Last year, each child served by the program received a new pair of tennis shoes and a backpack of school supplies to help with their back to school needs. Also last year, each child received a free haircut as part of the program. Odom said she is hoping to be able to continue that this year.
New for the program this year, Odom said that her organization has partnered with Second Harvest Food Bank, which will provide “backpacks” that will be delivered to the children along with their Friday meals. Each “backpack” contains food for the children to eat over the weekend when the Summer Food Program does not deliver meals.
With just under a month to go before the Summer Food Program at TLC gets under way, the Center is still in need of sponsors to help cover the costs of the food provided by the program.
“We have choices of different items they can sponsor for different days,” Odom said. Sponsors can choose to “sponsor” an item for a day, such as vegetables, snacks or the main course item for the hot meal. The cost for sponsoring an item varies based on what the item is.
The Center is also in need of donations of bottled water and resealable sandwich bags to help with the program as well as volunteers to assist with the preparation, packaging and delivery of the meals, Odom said.

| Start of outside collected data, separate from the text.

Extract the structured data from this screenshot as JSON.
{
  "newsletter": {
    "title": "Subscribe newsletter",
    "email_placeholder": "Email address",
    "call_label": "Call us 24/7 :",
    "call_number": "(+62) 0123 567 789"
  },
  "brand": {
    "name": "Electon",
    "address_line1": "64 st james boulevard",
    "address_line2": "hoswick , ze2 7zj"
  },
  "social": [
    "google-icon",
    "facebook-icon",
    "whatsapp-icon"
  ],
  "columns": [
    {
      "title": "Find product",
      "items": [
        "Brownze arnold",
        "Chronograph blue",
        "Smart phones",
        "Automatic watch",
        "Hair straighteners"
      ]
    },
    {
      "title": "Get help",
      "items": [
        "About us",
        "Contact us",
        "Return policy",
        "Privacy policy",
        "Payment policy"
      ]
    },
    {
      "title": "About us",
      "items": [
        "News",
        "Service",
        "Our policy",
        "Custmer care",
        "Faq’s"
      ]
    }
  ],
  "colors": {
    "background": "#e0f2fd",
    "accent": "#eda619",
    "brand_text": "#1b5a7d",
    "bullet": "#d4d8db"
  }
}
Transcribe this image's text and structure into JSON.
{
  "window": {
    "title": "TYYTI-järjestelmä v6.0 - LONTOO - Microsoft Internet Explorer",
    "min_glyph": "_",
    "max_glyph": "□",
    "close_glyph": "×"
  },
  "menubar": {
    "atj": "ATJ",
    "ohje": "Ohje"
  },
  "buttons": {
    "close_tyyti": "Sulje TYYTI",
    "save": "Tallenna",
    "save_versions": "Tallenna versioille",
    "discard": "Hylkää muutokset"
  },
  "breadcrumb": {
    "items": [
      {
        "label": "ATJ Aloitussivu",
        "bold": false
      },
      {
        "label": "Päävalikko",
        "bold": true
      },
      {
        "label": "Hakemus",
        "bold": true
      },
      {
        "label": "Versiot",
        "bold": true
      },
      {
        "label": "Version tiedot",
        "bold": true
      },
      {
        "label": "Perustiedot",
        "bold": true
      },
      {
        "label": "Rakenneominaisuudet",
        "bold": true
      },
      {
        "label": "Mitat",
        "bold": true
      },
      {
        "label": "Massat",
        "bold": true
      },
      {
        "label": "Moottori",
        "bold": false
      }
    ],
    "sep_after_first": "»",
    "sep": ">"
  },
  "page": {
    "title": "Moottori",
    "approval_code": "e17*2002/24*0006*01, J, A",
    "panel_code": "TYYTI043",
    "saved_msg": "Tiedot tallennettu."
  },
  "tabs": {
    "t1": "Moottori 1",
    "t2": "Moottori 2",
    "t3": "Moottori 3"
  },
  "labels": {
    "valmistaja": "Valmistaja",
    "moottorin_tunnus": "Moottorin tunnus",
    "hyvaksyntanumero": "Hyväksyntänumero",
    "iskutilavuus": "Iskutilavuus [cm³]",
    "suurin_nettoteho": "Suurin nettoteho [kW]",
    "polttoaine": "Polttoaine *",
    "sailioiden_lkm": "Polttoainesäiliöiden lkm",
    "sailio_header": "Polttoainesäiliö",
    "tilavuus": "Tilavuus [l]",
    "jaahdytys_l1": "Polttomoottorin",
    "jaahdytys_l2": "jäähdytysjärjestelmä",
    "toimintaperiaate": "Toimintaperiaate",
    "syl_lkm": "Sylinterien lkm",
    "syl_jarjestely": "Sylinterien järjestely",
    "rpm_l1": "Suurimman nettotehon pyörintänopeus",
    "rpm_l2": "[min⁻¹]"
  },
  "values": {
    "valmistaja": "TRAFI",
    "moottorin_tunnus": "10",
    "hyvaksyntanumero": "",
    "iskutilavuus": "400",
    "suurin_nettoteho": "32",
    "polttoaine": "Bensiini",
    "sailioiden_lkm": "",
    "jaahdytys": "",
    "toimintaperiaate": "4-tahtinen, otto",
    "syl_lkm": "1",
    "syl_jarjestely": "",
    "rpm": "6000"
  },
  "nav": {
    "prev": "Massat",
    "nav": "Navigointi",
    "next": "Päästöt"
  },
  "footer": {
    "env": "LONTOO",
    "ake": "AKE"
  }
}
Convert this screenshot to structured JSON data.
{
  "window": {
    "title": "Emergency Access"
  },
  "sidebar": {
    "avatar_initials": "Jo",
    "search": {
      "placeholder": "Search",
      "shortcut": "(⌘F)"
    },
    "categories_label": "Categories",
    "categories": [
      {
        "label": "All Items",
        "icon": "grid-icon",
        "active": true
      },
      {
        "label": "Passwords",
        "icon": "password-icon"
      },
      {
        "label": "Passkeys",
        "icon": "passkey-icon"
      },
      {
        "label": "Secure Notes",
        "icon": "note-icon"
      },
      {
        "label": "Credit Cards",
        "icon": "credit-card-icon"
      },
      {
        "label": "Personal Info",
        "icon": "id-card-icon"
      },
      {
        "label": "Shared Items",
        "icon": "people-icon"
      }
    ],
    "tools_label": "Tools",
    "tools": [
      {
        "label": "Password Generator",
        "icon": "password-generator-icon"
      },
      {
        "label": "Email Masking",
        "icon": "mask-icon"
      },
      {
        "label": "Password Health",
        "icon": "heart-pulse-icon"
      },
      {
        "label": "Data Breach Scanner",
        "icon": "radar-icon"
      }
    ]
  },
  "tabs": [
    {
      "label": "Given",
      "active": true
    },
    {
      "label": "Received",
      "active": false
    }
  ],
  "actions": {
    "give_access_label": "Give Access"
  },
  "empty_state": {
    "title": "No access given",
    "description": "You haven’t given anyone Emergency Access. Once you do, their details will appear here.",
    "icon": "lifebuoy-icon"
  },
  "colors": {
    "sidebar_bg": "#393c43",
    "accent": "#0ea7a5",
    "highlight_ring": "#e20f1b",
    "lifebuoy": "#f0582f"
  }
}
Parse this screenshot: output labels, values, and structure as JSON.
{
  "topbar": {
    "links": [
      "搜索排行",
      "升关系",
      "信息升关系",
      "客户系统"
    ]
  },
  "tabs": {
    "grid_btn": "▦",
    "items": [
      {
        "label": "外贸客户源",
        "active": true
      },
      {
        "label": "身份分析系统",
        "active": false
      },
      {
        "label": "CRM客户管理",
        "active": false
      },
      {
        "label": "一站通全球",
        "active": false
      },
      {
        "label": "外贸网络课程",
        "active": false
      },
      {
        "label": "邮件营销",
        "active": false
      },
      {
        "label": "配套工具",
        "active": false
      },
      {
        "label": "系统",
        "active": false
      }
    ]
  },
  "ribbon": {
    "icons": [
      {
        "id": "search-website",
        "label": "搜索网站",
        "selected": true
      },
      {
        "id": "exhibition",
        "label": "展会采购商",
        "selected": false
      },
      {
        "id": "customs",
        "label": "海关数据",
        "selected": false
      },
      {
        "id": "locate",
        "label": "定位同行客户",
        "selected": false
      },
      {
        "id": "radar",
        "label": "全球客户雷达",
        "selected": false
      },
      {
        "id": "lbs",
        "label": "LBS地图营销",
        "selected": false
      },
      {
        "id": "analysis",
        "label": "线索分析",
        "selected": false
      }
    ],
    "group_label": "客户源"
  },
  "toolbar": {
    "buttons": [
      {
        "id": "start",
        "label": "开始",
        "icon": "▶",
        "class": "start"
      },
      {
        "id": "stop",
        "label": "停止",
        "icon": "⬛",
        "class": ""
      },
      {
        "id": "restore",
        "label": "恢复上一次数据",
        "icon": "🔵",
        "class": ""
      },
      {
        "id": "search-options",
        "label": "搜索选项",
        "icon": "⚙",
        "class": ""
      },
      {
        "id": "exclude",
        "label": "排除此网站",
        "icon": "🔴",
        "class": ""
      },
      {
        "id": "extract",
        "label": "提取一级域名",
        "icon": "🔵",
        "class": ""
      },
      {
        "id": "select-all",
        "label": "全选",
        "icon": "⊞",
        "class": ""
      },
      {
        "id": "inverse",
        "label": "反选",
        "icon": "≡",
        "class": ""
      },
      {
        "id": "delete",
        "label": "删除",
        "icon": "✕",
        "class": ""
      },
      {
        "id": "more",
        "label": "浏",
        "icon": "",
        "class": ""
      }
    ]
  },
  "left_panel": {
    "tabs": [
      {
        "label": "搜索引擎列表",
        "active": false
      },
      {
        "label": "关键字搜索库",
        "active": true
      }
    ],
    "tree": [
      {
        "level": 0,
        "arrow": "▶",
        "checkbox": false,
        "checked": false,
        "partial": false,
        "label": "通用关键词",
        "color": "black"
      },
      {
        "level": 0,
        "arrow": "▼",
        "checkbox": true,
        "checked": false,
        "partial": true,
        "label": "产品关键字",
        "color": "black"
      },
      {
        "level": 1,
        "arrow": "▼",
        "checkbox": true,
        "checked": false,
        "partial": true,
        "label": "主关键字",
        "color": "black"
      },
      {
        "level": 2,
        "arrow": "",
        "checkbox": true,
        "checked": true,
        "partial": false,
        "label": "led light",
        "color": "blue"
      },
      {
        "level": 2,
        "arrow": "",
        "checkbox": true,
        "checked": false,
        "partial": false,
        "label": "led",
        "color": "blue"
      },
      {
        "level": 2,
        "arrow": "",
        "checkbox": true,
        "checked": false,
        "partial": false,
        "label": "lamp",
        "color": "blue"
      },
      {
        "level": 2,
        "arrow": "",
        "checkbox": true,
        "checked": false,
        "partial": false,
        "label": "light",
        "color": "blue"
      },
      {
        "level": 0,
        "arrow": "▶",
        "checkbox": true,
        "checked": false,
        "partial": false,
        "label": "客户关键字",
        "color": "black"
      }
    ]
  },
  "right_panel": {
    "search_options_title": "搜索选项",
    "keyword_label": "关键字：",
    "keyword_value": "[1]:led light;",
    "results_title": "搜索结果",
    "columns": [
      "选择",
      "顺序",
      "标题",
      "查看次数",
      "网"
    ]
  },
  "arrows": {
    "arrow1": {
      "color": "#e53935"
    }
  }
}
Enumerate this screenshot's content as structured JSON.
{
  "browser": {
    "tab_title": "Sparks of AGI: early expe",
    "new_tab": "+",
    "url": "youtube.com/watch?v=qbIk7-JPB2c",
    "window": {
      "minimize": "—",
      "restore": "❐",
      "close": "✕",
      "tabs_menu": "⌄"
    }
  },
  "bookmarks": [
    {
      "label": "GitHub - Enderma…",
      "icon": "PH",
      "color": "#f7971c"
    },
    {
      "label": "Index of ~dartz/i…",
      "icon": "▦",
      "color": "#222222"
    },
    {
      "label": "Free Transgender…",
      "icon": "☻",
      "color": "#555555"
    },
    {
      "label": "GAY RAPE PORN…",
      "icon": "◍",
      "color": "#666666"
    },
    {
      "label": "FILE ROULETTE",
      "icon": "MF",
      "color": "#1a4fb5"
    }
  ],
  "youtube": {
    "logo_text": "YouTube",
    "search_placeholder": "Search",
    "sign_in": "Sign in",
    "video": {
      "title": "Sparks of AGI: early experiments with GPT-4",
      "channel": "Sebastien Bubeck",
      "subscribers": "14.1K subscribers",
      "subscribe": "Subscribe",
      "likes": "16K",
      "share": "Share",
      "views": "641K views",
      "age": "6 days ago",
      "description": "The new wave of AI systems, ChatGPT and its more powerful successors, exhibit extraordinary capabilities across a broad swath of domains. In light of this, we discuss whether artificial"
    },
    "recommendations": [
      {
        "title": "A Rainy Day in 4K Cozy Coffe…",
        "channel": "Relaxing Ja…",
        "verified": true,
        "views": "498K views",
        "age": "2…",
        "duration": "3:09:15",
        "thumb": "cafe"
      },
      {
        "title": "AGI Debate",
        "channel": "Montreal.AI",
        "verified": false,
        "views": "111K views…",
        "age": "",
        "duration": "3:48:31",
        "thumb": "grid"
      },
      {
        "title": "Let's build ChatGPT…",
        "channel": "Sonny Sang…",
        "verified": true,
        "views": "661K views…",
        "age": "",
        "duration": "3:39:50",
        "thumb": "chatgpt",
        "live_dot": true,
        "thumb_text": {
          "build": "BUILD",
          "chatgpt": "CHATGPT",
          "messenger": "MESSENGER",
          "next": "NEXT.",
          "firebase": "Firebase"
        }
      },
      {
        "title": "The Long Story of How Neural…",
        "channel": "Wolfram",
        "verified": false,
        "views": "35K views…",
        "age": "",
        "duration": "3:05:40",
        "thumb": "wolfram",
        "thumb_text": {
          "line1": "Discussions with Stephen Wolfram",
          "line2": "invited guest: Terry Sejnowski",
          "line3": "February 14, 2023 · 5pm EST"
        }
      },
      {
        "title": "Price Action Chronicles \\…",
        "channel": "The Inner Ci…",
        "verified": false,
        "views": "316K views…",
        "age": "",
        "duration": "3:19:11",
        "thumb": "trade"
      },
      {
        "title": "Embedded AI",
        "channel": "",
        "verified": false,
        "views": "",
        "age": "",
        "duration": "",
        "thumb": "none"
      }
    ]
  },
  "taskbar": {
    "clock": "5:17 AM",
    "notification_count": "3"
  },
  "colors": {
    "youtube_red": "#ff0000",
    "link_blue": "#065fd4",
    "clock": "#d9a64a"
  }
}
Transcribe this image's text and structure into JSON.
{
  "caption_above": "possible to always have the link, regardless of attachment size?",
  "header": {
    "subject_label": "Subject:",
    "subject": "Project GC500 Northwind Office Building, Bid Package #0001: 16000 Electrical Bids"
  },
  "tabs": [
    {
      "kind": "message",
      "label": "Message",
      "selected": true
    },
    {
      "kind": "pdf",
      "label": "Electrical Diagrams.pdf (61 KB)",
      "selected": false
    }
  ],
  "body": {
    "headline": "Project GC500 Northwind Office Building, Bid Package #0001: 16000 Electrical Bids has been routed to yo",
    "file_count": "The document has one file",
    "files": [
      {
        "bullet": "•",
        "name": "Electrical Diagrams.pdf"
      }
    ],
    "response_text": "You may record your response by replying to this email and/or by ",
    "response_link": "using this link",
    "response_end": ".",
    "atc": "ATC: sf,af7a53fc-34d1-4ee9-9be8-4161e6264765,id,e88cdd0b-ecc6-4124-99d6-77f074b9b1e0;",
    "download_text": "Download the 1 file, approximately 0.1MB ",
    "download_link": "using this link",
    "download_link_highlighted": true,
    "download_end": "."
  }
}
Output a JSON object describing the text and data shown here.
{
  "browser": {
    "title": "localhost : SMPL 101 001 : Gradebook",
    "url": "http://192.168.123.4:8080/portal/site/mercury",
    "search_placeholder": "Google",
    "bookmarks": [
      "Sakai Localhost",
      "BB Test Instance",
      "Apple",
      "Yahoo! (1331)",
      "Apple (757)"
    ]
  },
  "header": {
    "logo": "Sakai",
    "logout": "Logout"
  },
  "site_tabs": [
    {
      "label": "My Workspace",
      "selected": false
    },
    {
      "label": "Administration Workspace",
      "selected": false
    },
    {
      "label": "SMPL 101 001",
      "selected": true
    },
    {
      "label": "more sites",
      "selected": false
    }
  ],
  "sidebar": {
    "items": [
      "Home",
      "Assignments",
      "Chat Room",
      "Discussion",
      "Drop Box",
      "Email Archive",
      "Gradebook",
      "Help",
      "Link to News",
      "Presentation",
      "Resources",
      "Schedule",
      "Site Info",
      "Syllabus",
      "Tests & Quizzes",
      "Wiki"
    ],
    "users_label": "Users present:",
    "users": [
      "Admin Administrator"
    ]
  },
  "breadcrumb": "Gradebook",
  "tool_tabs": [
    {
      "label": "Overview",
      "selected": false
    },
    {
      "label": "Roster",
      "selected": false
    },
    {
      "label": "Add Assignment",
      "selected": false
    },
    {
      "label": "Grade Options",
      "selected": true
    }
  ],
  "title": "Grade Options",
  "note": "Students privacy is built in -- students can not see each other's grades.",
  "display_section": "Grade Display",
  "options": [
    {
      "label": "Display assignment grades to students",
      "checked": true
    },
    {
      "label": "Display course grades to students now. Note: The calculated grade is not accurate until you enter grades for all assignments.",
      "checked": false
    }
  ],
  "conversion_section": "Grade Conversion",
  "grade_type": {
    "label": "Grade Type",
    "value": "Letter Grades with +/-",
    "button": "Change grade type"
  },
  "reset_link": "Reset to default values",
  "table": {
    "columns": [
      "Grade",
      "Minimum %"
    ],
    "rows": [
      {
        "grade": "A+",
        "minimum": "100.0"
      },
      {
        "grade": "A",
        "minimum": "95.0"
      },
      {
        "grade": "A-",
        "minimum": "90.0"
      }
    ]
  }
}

“We need commitments for volunteers to sign up for days to work the program,” Odom said. “If they want to look at their calendar and commit to a day or they can just drop in, but it really helps us out to have the commitment so we can plan.”
The TLC Community Center does not receive any state or federal government funding Odom said, adding that the Center and all its programs –including the Summer Food Program – are funded entirely through donations from the community.
“It is amazing how a little from this person and a little from that person comes together to accomplish so much,” she said. “This is a way for the community to help the community.”